Frida Espolin Norstein
Viking women and oval brooches
Expressing female identities in life and death
Tuesday, March 13, 2018, at 16.30
Oval brooches are found all over the Viking world, to such an extent that they are seen as the most common form of female jewellery in the Viking Age. They are often seen as the clearest indication of female Viking burial. This is also the case in the British Isles and Iceland, where their presence suggest the presence of Viking women, many presumably migrants from Scandinavia. A thorough study of the oval brooches found in the western Viking settlements indicate that they were not made there, nor do they seem to be imported for sale. The differences we see in types, variations, and quality would suggest that they arrived in the west with women from Scandinavia. This is further supported by the fact that many of them have signs of wear and repair. This demonstrates that they had been in use for a relatively long time before ending up in the graves.

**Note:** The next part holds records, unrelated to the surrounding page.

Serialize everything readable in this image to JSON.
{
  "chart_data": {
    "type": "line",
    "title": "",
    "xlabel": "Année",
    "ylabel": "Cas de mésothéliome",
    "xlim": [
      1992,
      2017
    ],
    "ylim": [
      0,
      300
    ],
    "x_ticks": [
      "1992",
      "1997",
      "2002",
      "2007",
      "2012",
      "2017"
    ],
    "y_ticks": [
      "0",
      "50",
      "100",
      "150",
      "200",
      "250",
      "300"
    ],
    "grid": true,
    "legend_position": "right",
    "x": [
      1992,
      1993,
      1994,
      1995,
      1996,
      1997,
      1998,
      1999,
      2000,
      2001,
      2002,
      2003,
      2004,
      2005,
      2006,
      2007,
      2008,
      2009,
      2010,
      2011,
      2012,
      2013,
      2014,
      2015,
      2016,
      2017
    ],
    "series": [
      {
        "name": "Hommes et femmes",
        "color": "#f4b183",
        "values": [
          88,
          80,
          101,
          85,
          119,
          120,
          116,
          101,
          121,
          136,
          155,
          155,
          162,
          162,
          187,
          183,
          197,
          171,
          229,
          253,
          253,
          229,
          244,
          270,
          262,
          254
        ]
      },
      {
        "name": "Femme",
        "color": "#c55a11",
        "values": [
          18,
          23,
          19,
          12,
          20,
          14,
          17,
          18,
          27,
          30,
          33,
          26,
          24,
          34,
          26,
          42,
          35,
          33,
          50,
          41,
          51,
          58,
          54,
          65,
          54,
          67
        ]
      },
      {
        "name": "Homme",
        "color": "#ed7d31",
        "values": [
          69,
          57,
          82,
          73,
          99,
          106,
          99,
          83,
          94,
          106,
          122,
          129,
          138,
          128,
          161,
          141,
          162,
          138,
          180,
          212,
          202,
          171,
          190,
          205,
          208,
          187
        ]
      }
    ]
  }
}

Using examples from Iceland, Scotland, and Ireland this lecture will focus on how these brooches were used, and what this could tell us about women in these areas. Through an examination of use-wear, there will be a discussion of how they were used in life, but also of the role they might have played in funerary rites. I will argue that these brooches, in addition to signifying the presence of Scandinavian women, would have been important for creating and communicating Scandinavian female identities in the overseas settlements.
Frida Espolin Norstein is a PhD candidate in archaeology at Gothenburg University. She has previously studied at the University of York and the University of Oslo. Her work is mainly concerned with Viking burial in the British Isles and Iceland, in particular female burial.
The talk will be delivered in English. All are welcome to attend.